Bonjour tout le monde, vous allez bien aujourd’hui ? Il fait super beau en ce moment, vous avez raison d’en profiter… Je ferais exactement pareil à votre place. S’exclama la jeune femme en s’attendant à une réponse d’au moins une petite personne. Mais en constatant que chaque habitant en sortie ne se préoccupaient désormais plus de sa personne, celle-ci gonfla ses joues progressivement en empruntant une mine vexée. Eh, j’vous parle ! Ça vous dirait de me répondre au moins un mot, ou quelque chose ?

J’suis pas une étrangère pour vous, alors respectez-moi !

Et toi, est-ce que tu nous respectes en te pointant ici avec ton horreur ? Répliqua aussi tôt une vieille femme, échappant à sa discussion avec un commerçant pour venir vers la jeune femme. Son regard aigri et désagréable dévisagea tout de suite la demoiselle à moto, qu’elle tapa du bout de sa canne d’ailleurs. Petite effrontée, ce n’est pas en

agissant ainsi que tu obtiendras la moindre marque de respect de notre part à tous… Tu ferais mieux de rentrer chez toi, avec tes yeux plus que bizarre et dérangeant…

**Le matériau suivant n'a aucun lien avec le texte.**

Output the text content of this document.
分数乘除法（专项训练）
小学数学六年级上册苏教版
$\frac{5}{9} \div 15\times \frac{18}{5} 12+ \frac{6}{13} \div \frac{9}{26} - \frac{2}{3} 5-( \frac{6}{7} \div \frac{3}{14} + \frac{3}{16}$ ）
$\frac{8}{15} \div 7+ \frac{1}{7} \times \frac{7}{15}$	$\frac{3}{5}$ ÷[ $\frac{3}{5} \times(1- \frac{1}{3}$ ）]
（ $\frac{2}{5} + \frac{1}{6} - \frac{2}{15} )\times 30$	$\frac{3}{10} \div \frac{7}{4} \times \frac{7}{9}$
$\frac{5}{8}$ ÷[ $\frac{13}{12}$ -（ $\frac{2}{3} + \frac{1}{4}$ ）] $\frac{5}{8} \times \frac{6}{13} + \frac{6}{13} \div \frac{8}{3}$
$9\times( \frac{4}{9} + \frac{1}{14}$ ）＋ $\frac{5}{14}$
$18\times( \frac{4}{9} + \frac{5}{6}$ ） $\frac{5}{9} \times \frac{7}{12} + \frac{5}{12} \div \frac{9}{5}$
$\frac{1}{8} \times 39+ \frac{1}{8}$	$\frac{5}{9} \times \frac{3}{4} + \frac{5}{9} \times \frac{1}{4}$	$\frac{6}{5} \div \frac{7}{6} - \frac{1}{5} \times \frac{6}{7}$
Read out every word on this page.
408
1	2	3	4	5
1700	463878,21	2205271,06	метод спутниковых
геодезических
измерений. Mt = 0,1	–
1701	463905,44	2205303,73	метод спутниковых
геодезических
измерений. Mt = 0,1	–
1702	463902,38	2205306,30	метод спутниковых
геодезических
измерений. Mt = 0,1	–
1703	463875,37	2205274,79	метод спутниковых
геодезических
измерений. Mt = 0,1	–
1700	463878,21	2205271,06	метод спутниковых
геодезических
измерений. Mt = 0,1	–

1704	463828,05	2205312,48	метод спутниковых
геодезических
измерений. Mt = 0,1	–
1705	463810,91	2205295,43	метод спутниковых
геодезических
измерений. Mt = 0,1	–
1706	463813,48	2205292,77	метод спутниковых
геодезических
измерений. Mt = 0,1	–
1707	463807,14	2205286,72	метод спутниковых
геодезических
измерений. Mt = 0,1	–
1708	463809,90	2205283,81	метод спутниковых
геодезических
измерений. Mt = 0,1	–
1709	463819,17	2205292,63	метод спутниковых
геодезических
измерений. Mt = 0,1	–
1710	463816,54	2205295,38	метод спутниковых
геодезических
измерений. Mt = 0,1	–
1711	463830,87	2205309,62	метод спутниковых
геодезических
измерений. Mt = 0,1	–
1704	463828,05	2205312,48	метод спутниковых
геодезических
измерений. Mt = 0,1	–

Pourquoi est-ce que vous parlez de mes yeux… ? Je suis née avec et la nature ne m’a pas donné le choix, mon apparence physique n’a rien à voir avec le reste. Déclara la demoiselle en exprimant désormais sa surprise et son dérangement d’être visée par rapport à ses yeux, un sujet plus que sensible chez elle, un peu comme un genre de complexe. A cause de cela, le ton de sa voix commença à monter d’un cran, devenant presque agressive. En quoi est-ce que mes yeux vous dérangent de toute façon ?! Je suis née avec et je ne peux rien y faire, alors va falloir tous vous y faire.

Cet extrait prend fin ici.